Setting: $X$, $Y$ Banach (or Hilbert) spaces, $A: X \to Y$ linear, continuous, injective, $A(X)$ is dense in $Y$ ($A$ is an imbedding operator in a Gelfand triple), $A^*$ is its adjoint
Find: Conditions on $A$ for the existence of a constant $C>0$ such that $\|A^*A\|=\sup_x \frac{\|A^*Ax\|_Y}{\|x\|_X} \geq C$.
You are free to propose additional assumptions, e.g. compactness of $A$.
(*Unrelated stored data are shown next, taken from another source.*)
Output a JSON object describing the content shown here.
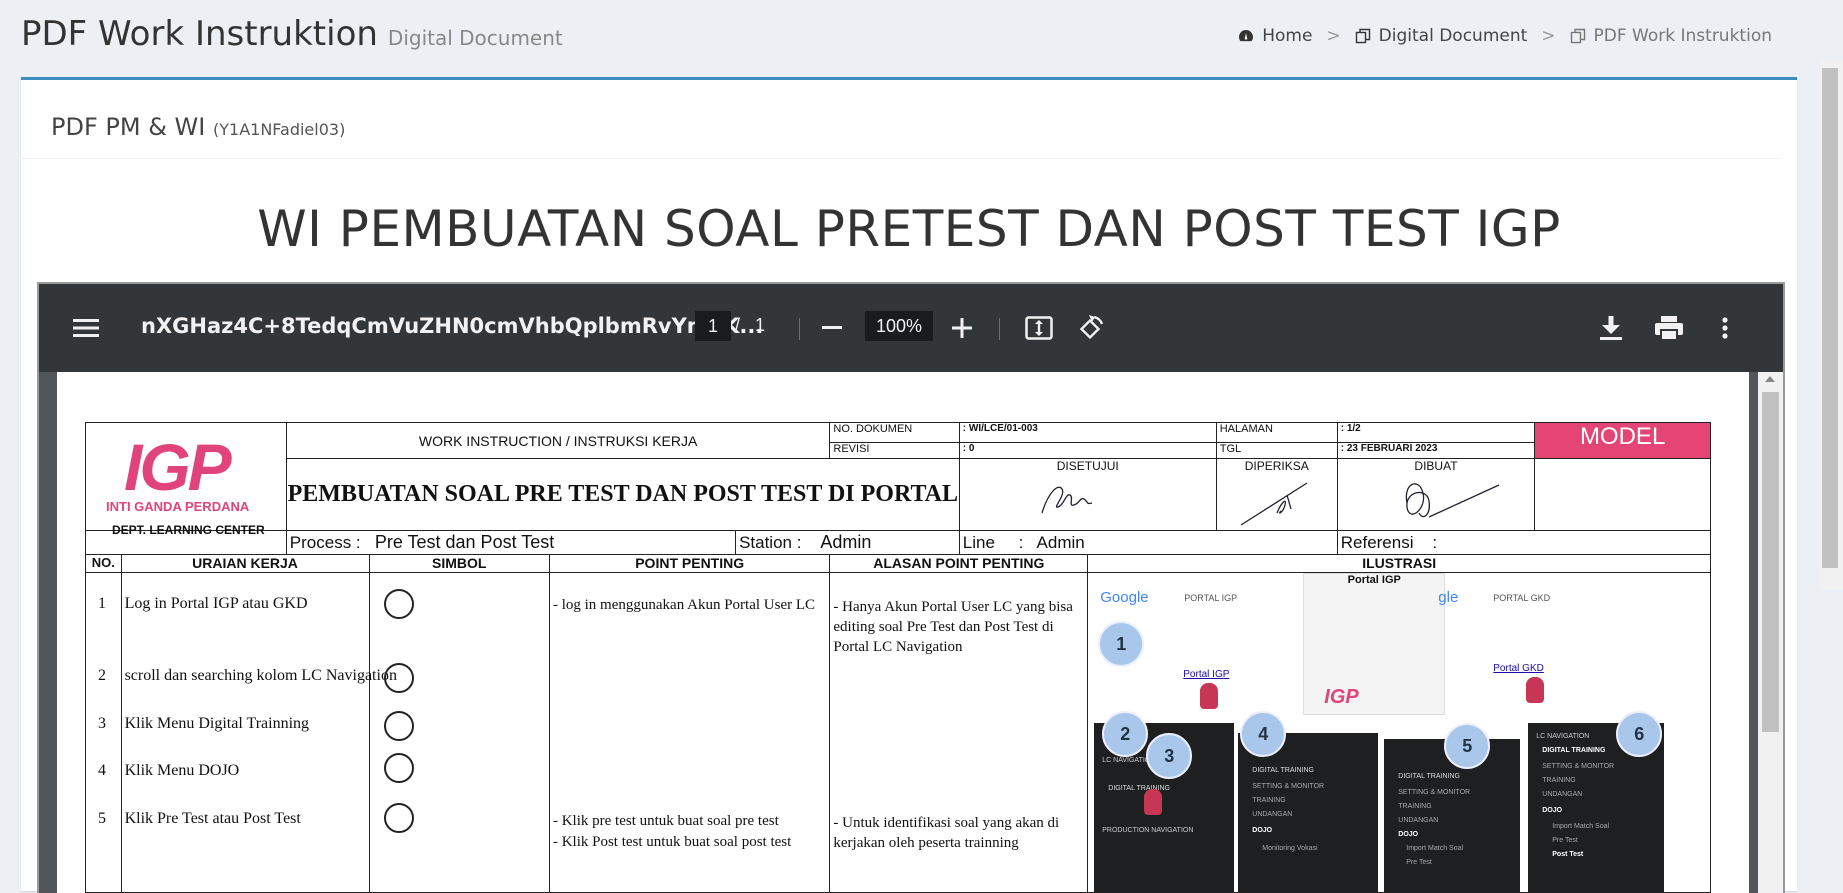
{
  "header": {
    "title": "PDF Work Instruktion",
    "subtitle": "Digital Document",
    "breadcrumb": [
      {
        "label": "Home",
        "icon": "dashboard-icon"
      },
      {
        "label": "Digital Document",
        "icon": "copy-icon"
      },
      {
        "label": "PDF Work Instruktion",
        "icon": "copy-icon"
      }
    ],
    "breadcrumb_sep": ">"
  },
  "box": {
    "title": "PDF PM & WI",
    "title_code": "(Y1A1NFadiel03)",
    "heading": "WI PEMBUATAN SOAL PRETEST DAN POST TEST IGP"
  },
  "viewer": {
    "filename": "nXGHaz4C+8TedqCmVuZHN0cmVhbQplbmRvYmoK...",
    "current_page": "1",
    "page_sep": "/",
    "total_pages": "1",
    "zoom": "100%"
  },
  "document": {
    "logo": "IGP",
    "company": "INTI GANDA PERDANA",
    "dept": "DEPT. LEARNING CENTER",
    "header_top": "WORK INSTRUCTION / INSTRUKSI KERJA",
    "title": "PEMBUATAN SOAL PRE TEST DAN POST TEST DI PORTAL",
    "no_dokumen_label": "NO. DOKUMEN",
    "no_dokumen": ": WI/LCE/01-003",
    "revisi_label": "REVISI",
    "revisi": ": 0",
    "halaman_label": "HALAMAN",
    "halaman": ": 1/2",
    "tgl_label": "TGL",
    "tgl": ": 23 FEBRUARI 2023",
    "model": "MODEL",
    "disetujui": "DISETUJUI",
    "diperiksa": "DIPERIKSA",
    "dibuat": "DIBUAT",
    "process_label": "Process :",
    "process_value": "Pre Test dan Post Test",
    "station_label": "Station :",
    "station_value": "Admin",
    "line_label": "Line",
    "line_sep": ":",
    "line_value": "Admin",
    "referensi_label": "Referensi",
    "referensi_sep": ":",
    "columns": [
      "NO.",
      "URAIAN KERJA",
      "SIMBOL",
      "POINT PENTING",
      "ALASAN POINT PENTING",
      "ILUSTRASI"
    ],
    "rows": [
      {
        "no": "1",
        "uraian": "Log in Portal IGP atau GKD",
        "point": "- log in menggunakan Akun Portal User LC",
        "alasan": "- Hanya Akun Portal User LC yang bisa editing soal Pre Test dan Post Test di Portal LC Navigation"
      },
      {
        "no": "2",
        "uraian": "scroll dan searching kolom LC Navigation",
        "point": "",
        "alasan": ""
      },
      {
        "no": "3",
        "uraian": "Klik Menu Digital Trainning",
        "point": "",
        "alasan": ""
      },
      {
        "no": "4",
        "uraian": "Klik Menu DOJO",
        "point": "",
        "alasan": ""
      },
      {
        "no": "5",
        "uraian": "Klik Pre Test atau Post Test",
        "point": "- Klik pre test untuk buat soal pre test",
        "point2": "- Klik Post test untuk buat soal post test",
        "alasan": "- Untuk identifikasi soal yang akan di kerjakan oleh peserta trainning"
      }
    ],
    "illustration": {
      "google": "Google",
      "google2": "gle",
      "portal_igp": "PORTAL IGP",
      "portal_gkd": "PORTAL GKD",
      "link_igp": "Portal IGP",
      "link_gkd": "Portal GKD",
      "popup_title": "Portal IGP",
      "logo_small": "IGP",
      "steps": [
        "1",
        "2",
        "3",
        "4",
        "5",
        "6"
      ],
      "menu_lc": "LC NAVIGATION",
      "menu_digital": "DIGITAL TRAINING",
      "menu_setting": "SETTING & MONITOR",
      "menu_training": "TRAINING",
      "menu_undangan": "UNDANGAN",
      "menu_dojo": "DOJO",
      "menu_import": "Import Match Soal",
      "menu_pretest": "Pre Test",
      "menu_posttest": "Post Test",
      "menu_production": "PRODUCTION NAVIGATION",
      "menu_monitoring": "Monitoring Vokasi"
    }
  }
}
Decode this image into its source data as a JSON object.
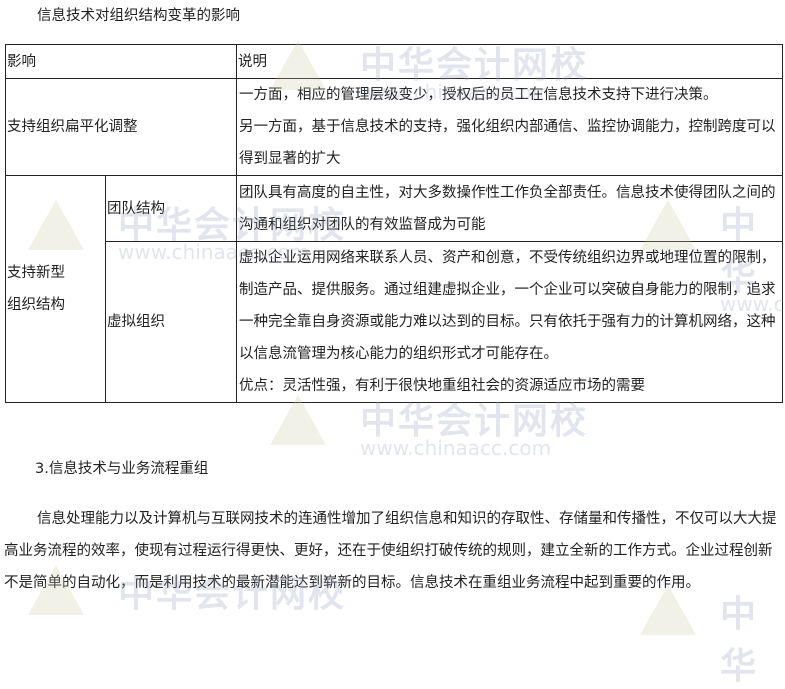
{
  "title": "信息技术对组织结构变革的影响",
  "table": {
    "headers": [
      "影响",
      "说明"
    ],
    "row1": {
      "impact": "支持组织扁平化调整",
      "desc_lines": [
        "一方面，相应的管理层级变少，授权后的员工在信息技术支持下进行决策。",
        "另一方面，基于信息技术的支持，强化组织内部通信、监控协调能力，控制跨度可以得到显著的扩大"
      ]
    },
    "group": {
      "impact_lines": [
        "支持新型",
        "组织结构"
      ],
      "team": {
        "label": "团队结构",
        "desc": "团队具有高度的自主性，对大多数操作性工作负全部责任。信息技术使得团队之间的沟通和组织对团队的有效监督成为可能"
      },
      "virtual": {
        "label": "虚拟组织",
        "desc": "虚拟企业运用网络来联系人员、资产和创意，不受传统组织边界或地理位置的限制，制造产品、提供服务。通过组建虚拟企业，一个企业可以突破自身能力的限制，追求一种完全靠自身资源或能力难以达到的目标。只有依托于强有力的计算机网络，这种以信息流管理为核心能力的组织形式才可能存在。",
        "advantage": "优点：灵活性强，有利于很快地重组社会的资源适应市场的需要"
      }
    }
  },
  "section_heading": "3.信息技术与业务流程重组",
  "paragraph": "信息处理能力以及计算机与互联网技术的连通性增加了组织信息和知识的存取性、存储量和传播性，不仅可以大大提高业务流程的效率，使现有过程运行得更快、更好，还在于使组织打破传统的规则，建立全新的工作方式。企业过程创新不是简单的自动化，而是利用技术的最新潜能达到崭新的目标。信息技术在重组业务流程中起到重要的作用。",
  "watermark": {
    "name": "中华会计网校",
    "url": "www.chinaacc.com"
  }
}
I imagine you could use a spectral theorem to find a lower bound with eigenvalues, afaik it was $\|A^*A\|\geq |\lambda|$ for $\lambda \in \sigma(A^*A)$. Or the optimal lower bound is the spectral radius. I do not really want to assume self-adjointness.
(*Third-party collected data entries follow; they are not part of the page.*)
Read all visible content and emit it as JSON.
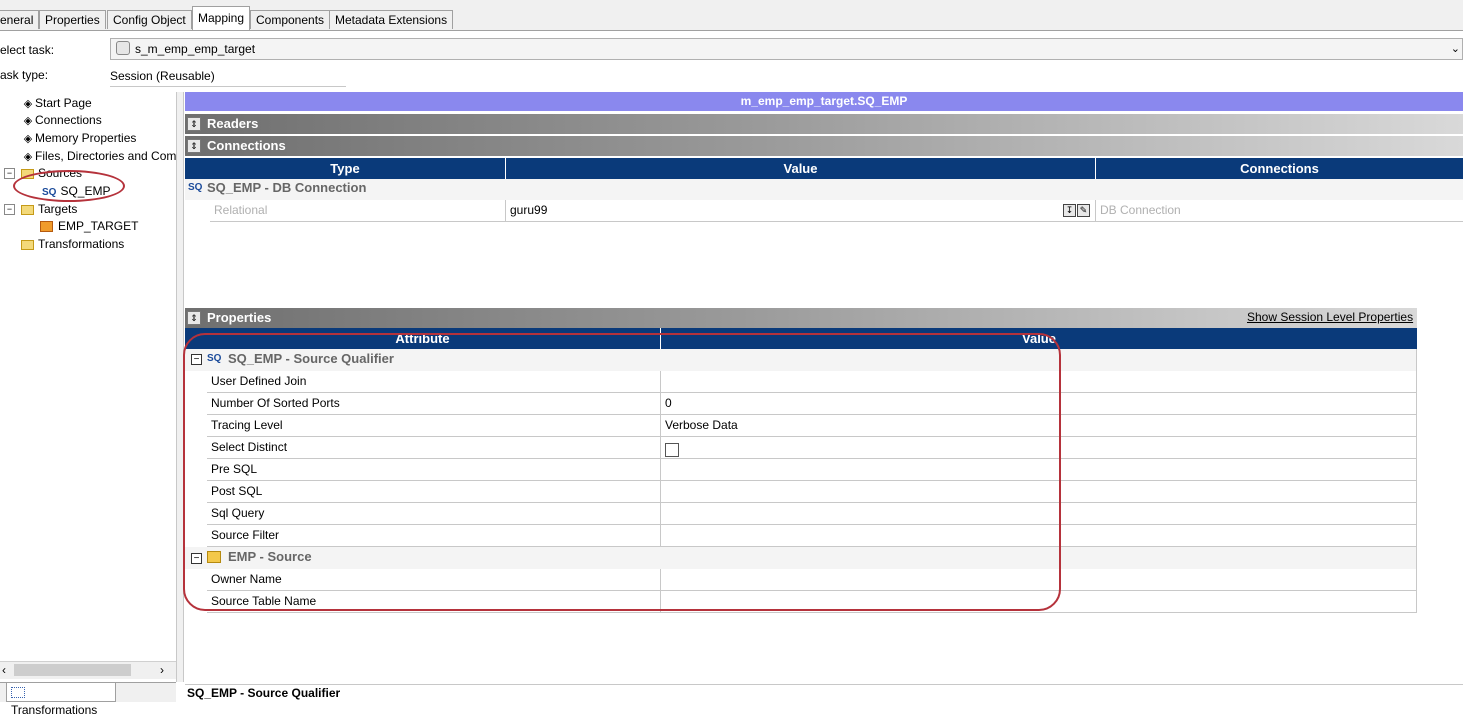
{
  "tabs": [
    "eneral",
    "Properties",
    "Config Object",
    "Mapping",
    "Components",
    "Metadata Extensions"
  ],
  "active_tab": "Mapping",
  "task": {
    "select_label": "elect task:",
    "select_value": "s_m_emp_emp_target",
    "type_label": "ask type:",
    "type_value": "Session (Reusable)"
  },
  "tree": {
    "start_page": "Start Page",
    "connections": "Connections",
    "memory": "Memory Properties",
    "files": "Files, Directories and Com",
    "sources": "Sources",
    "sq_emp": "SQ_EMP",
    "sq_badge": "SQ",
    "targets": "Targets",
    "emp_target": "EMP_TARGET",
    "transformations": "Transformations"
  },
  "bottom_tab": "Transformations",
  "mapping_title": "m_emp_emp_target.SQ_EMP",
  "readers_label": "Readers",
  "connections_section": {
    "label": "Connections",
    "headers": [
      "Type",
      "Value",
      "Connections"
    ],
    "group": "SQ_EMP - DB Connection",
    "group_badge": "SQ",
    "row": {
      "type": "Relational",
      "value": "guru99",
      "connection": "DB Connection"
    }
  },
  "properties_section": {
    "label": "Properties",
    "show_link": "Show Session Level Properties",
    "headers": [
      "Attribute",
      "Value"
    ],
    "group1": "SQ_EMP - Source Qualifier",
    "group1_badge": "SQ",
    "rows1": [
      {
        "attr": "User Defined Join",
        "value": ""
      },
      {
        "attr": "Number Of Sorted Ports",
        "value": "0"
      },
      {
        "attr": "Tracing Level",
        "value": "Verbose Data"
      },
      {
        "attr": "Select Distinct",
        "value": ""
      },
      {
        "attr": "Pre SQL",
        "value": ""
      },
      {
        "attr": "Post SQL",
        "value": ""
      },
      {
        "attr": "Sql Query",
        "value": ""
      },
      {
        "attr": "Source Filter",
        "value": ""
      }
    ],
    "group2": "EMP - Source",
    "rows2": [
      {
        "attr": "Owner Name",
        "value": ""
      },
      {
        "attr": "Source Table Name",
        "value": ""
      }
    ]
  },
  "status_text": "SQ_EMP - Source Qualifier",
  "colors": {
    "header_blue": "#0a3a7a",
    "title_purple": "#8a88ee",
    "annotation_red": "#b5323b"
  }
}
Of course, unitary operators (i.e. $A^*A=Id$) are a class of operators with this feature.
I don't know if it helps, but since $A(X)$ is dense in $Y$, we know that $A^*$ and $A^*A$ are injective
If $C$ can depend on $A$ we can take $C=\|A^{*}A\|$. You cannot have $C$ independent of $A$. For example take $K$ to be an injective compact operator with dense range and let $A_n =\frac 1 n K$. Your inequality obviously fails for large $n$.